En el resplandeciente reino de Eldoria, donde la magia fluye por los ríos y el viento susurra secretos antiguos, vivía un joven guerrero llamado Kael. De complexión robusta y con ojos que brillaban como dos esquirlas de jade, Kael era conocido por su coraje y lealtad inquebrantables.
Un día, el sabio consejero del rey, el anciano Heor, convocó a Kael al gran salón del castillo. Las columnas de mármol resplandecían como si estuvieran bañadas en luz celestial, y las antorchas titilaban suavemente en la penumbra.
—Kael, tu valor ha sido probado en innumerables batallas —comenzó Heor, mientras su voz reverberaba en el salón—. Pero ahora te enfrentamos a una prueba diferente, una que requiere más que fuerza bruta.
El rey, sentado en su trono de oro, miró a Kael con una mezcla de orgullo y preocupación.
—Nuestro reino está amenazado por una sombra que se cierne desde el norte. El Señor Oscuro, Aradon, ha reunido un ejército de bestias y mercenarios. Si no se detiene, destruirá todo lo que amamos.
Kael asintió, su corazón latía con fuerza ante la mención del temido Aradon. Sabía lo que vendría a continuación; una misión peligrosa, tal vez la más peligrosa de todas.
—Debes encontrar la Espada Eterna, la única que puede vencer a Aradon. Está oculta en la caverna de los Ecos Perdidos, protegida por una criatura terrorífica —continuó el rey—. Sin embargo, hay un precio que debes pagar, un sacrificio que debes hacer.
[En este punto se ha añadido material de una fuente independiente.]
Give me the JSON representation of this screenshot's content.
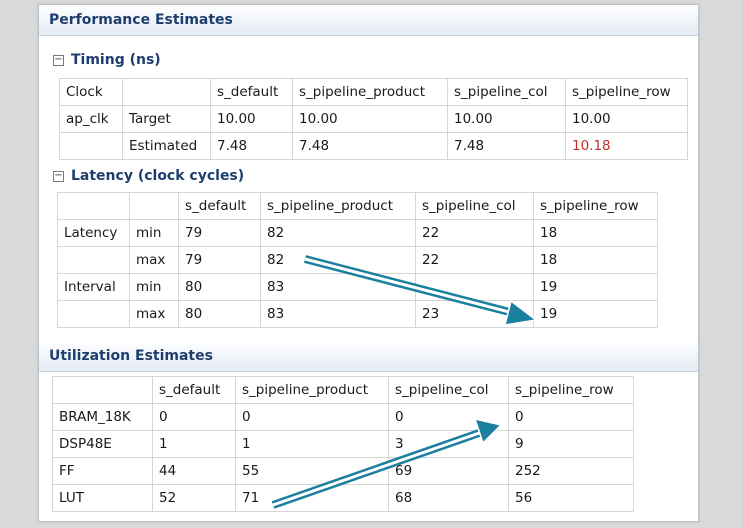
{
  "performance": {
    "title": "Performance Estimates",
    "timing": {
      "title": "Timing (ns)",
      "toggle": "−",
      "headers": [
        "Clock",
        "",
        "s_default",
        "s_pipeline_product",
        "s_pipeline_col",
        "s_pipeline_row"
      ],
      "rows": [
        [
          "ap_clk",
          "Target",
          "10.00",
          "10.00",
          "10.00",
          "10.00"
        ],
        [
          "",
          "Estimated",
          "7.48",
          "7.48",
          "7.48",
          "10.18"
        ]
      ],
      "highlight_color": "#c0312b"
    },
    "latency": {
      "title": "Latency (clock cycles)",
      "toggle": "−",
      "headers": [
        "",
        "",
        "s_default",
        "s_pipeline_product",
        "s_pipeline_col",
        "s_pipeline_row"
      ],
      "rows": [
        [
          "Latency",
          "min",
          "79",
          "82",
          "22",
          "18"
        ],
        [
          "",
          "max",
          "79",
          "82",
          "22",
          "18"
        ],
        [
          "Interval",
          "min",
          "80",
          "83",
          "",
          "19"
        ],
        [
          "",
          "max",
          "80",
          "83",
          "23",
          "19"
        ]
      ]
    }
  },
  "utilization": {
    "title": "Utilization Estimates",
    "headers": [
      "",
      "s_default",
      "s_pipeline_product",
      "s_pipeline_col",
      "s_pipeline_row"
    ],
    "rows": [
      [
        "BRAM_18K",
        "0",
        "0",
        "0",
        "0"
      ],
      [
        "DSP48E",
        "1",
        "1",
        "3",
        "9"
      ],
      [
        "FF",
        "44",
        "55",
        "69",
        "252"
      ],
      [
        "LUT",
        "52",
        "71",
        "68",
        "56"
      ]
    ]
  },
  "annotation_color": "#1b7f9e"
}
El ambiente se volvió pesado, y Kael sintió que el aire mismo se agolpaba en su pecho.
—¿De qué tipo de sacrificio estamos hablando? —preguntó, su voz apenas un susurro.
—La Espada Eterna requiere un intercambio —dijo Heor, con voz grave—. Debes sacrificar aquello que más aprecias en este mundo.
Kael sabía inmediatamente de qué hablaba. Cerró los ojos, y la imagen de Elara, la mujer que amaba, bañada por la luz del crepúsculo, inundó sus pensamientos.
—Entiendo —dijo finalmente, con un nudo en la garganta.
El viaje hacia la caverna fue largo y lleno de peligros. Kael enfrentó bestias místicas y trampas hechizadas, cada paso lo acercaba más a un destino que no deseaba confrontar. Sin embargo, su determinación no flaqueó. Sabía que el bienestar de su reino dependía de él.
Finalmente, llegó a la entrada de la caverna, donde la oscuridad parecía desgarrar el mismo tejido de la realidad. Con la espada en la mente y Elara en su corazón, Kael se adentró en lo desconocido.
Dentro de la caverna, el aire resonaba con un canto melódico, como si las rocas mismas lloraran por aquellos que habían fracasado antes. Allí, en un pedestal reluciente, reposaba la Espada Eterna, brillante como si estuviera hecha de las estrellas mismas.
Pero custodiándola, una criatura gigantesca, un dragón de sombras, se alzó ante Kael, sus ojos destellando con una inteligencia antigua.
—Solo aquellos que estén dispuestos a renunciar a lo que más aman pueden empuñarme —rugió el dragón, su voz llenando el espacio.
Kael tragó saliva. El momento del sacrificio había llegado. Con lágrimas en los ojos, pronunció el conjuro que había aprendido de Heor, entregando su amor por Elara al abismo de la caverna.
La criatura se desvaneció en la nada, y Kael tomó la espada, sintiéndose vacío por dentro. Regresó al reino como un héroe, pero había pagado un precio que solo él entendía.
Con la Espada Eterna, Kael lideró el ejército de Eldoria contra Aradon, derrotando al Señor Oscuro y asegurando la paz para su reino. Sin embargo, cada victoria tenía un costo, y Kael siempre llevaría en su corazón el precio de su sacrificio, el precio del valor.